REPUBLICAN SEN. JOHN MCCAIN
"Americans across this country are hurting and today's job numbers are just the latest indication. From rising gas prices to home foreclosures, families are struggling to meet economic challenges that become greater every day. Washington can no longer abdicate its responsibility to act. Our focus must be clear: enact policies to create jobs today.
"To get our economy back on track, we must enact a jobs-first economic plan that supports job creation, provide immediate tax relief for families, enact a plan to help those facing foreclosure, lower health care costs, invest in innovation, move toward strategic energy independence and open more foreign markets to our goods."
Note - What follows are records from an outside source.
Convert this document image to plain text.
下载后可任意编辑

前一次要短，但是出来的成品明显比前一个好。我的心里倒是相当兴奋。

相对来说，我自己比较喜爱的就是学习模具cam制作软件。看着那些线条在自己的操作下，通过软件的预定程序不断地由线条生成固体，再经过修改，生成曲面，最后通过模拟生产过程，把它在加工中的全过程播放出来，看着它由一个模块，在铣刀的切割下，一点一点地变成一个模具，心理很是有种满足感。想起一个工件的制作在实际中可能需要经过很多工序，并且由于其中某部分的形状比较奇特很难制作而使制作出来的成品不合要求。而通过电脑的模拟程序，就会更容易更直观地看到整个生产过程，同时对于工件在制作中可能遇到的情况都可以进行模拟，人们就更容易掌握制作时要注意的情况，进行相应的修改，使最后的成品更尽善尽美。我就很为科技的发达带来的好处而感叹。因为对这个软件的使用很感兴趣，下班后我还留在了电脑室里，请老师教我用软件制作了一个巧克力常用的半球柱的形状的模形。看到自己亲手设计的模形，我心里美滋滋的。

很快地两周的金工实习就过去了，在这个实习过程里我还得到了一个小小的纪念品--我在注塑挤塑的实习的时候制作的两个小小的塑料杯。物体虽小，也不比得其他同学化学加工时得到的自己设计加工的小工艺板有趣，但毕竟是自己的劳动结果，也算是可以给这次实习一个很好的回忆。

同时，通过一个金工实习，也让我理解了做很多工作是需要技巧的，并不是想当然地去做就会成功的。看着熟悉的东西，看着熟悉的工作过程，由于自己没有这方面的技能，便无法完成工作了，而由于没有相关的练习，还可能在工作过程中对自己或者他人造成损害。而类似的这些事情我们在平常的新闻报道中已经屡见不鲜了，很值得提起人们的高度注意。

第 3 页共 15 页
DEMOCRATIC SEN. BARACK OBAMA
"Our economy has now shed 438,000 jobs over the past six months, while workers' wages fail to keep pace with the skyrocketing cost of gas, groceries and healthcare. The American people are paying the price for the failed economic policies of the past eight years, and we can't afford four more years of more of the same. That is the essential issue of this campaign because Senator McCain has fully embraced the Bush economic agenda. I believe it has to change.
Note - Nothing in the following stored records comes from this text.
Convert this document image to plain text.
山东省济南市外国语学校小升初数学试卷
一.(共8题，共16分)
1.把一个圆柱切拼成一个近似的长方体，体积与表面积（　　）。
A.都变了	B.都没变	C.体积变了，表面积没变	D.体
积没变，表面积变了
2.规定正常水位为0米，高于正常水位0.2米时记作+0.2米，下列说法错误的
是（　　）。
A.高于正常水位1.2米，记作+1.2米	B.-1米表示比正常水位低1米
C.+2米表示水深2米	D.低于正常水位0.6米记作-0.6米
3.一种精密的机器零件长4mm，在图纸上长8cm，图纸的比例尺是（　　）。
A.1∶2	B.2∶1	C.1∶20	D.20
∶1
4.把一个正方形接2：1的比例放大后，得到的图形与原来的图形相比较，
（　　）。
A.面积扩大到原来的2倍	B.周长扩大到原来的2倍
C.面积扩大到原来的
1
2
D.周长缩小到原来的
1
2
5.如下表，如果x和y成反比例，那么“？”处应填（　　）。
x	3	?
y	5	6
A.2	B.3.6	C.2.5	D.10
"But, as these numbers demonstrate, the American people can't wait another six months. We need action now. That's why I'm calling on Congress and the President to enact real, immediate relief with energy rebates for working families this summer, a fund to help families avoid foreclosure, extended benefits for the long-term jobless, and assistance to states that have been hard-hit by the economic downturn."